Di sisi lain, Retno mengatakan terungkapnya berbagai kasus kekerasan seksual yang dilakukan oknum guru terhadap anak didiknya menjadi trend awal tahun 2018.
Hal ini menunjukkan bahwa sekolah yang seharusnya menjadi tempat yang aman dan nyaman bagi anak didik ternyata justru bisa menjadi tempat yang membahayakan anak-anak. "Guru sebagai pendidik yang mestinya menjadi pelindung bagi anak, justru bisa menjadi oknum yang membahayakan anak-anak," jelasnya.

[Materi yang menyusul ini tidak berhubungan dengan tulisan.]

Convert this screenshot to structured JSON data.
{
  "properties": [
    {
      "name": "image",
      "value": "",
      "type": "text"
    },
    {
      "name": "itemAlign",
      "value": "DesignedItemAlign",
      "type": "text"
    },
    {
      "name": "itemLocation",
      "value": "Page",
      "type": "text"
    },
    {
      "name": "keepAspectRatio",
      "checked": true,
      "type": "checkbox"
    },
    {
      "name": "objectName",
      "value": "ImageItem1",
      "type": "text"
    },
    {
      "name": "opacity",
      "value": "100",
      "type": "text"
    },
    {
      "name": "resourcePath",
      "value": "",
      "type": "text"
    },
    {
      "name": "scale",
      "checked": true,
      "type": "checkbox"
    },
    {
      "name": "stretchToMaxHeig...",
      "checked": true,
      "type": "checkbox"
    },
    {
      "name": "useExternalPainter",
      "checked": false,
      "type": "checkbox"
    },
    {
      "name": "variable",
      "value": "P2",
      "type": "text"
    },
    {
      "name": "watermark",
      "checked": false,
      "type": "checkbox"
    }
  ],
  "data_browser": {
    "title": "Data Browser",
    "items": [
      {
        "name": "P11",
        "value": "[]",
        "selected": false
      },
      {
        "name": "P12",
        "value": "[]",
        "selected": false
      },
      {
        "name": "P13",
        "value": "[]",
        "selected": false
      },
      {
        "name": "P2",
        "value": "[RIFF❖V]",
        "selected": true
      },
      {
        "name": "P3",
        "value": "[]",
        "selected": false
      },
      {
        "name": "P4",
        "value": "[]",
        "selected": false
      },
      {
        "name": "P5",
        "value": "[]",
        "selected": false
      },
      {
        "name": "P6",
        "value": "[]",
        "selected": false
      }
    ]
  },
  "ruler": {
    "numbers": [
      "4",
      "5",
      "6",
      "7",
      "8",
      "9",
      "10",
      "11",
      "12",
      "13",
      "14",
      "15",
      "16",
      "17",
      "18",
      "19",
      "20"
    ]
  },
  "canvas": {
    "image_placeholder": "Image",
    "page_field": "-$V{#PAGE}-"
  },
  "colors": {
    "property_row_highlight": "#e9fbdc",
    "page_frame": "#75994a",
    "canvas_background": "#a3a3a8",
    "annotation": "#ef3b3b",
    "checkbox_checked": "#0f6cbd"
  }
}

Menurutnya, trend pun berubah, kalau sebelumnya korban kebanyakan anak perempuan, tetapi data terakhir di 2018 justru korban mayoritas anak laki-laki.
Ia menyebut korban mayoritas berusia SD dan SMP. Misalnya kasus kekerasan seksual oknum guru di kabupaten Tangerang korbannya mencapai 41 siswa, kasus di Jombang korbannya mencapai 25 siswi, kasus di Jakarta korbannya 16 siswa, kasus di Cimahi korbannya 7 siswi, dan kasus oknum wali kelas SD di Surabaya korbannya mencapai 65 siswa.
"Adapun modus oknum guru pelaku kekerasan seksual beragam, misalnya korban di bujuk rayu dengan iming-iming memberikan kesaktian seperti ilmu kebal dan ilmu menarik perhatian lawan jenis (semar mesem)," kata dia.
"Selain itu, ada yang dalih untuk pengobatan dan ruqyah. Ada juga modus yang meminta anak didik membantu mengkoreksi tugas, memasukan nilai ke buku nilai, dan bahkan dalih memberikan sanksi tetapi dengan melakukan pencabulan," tandasnya.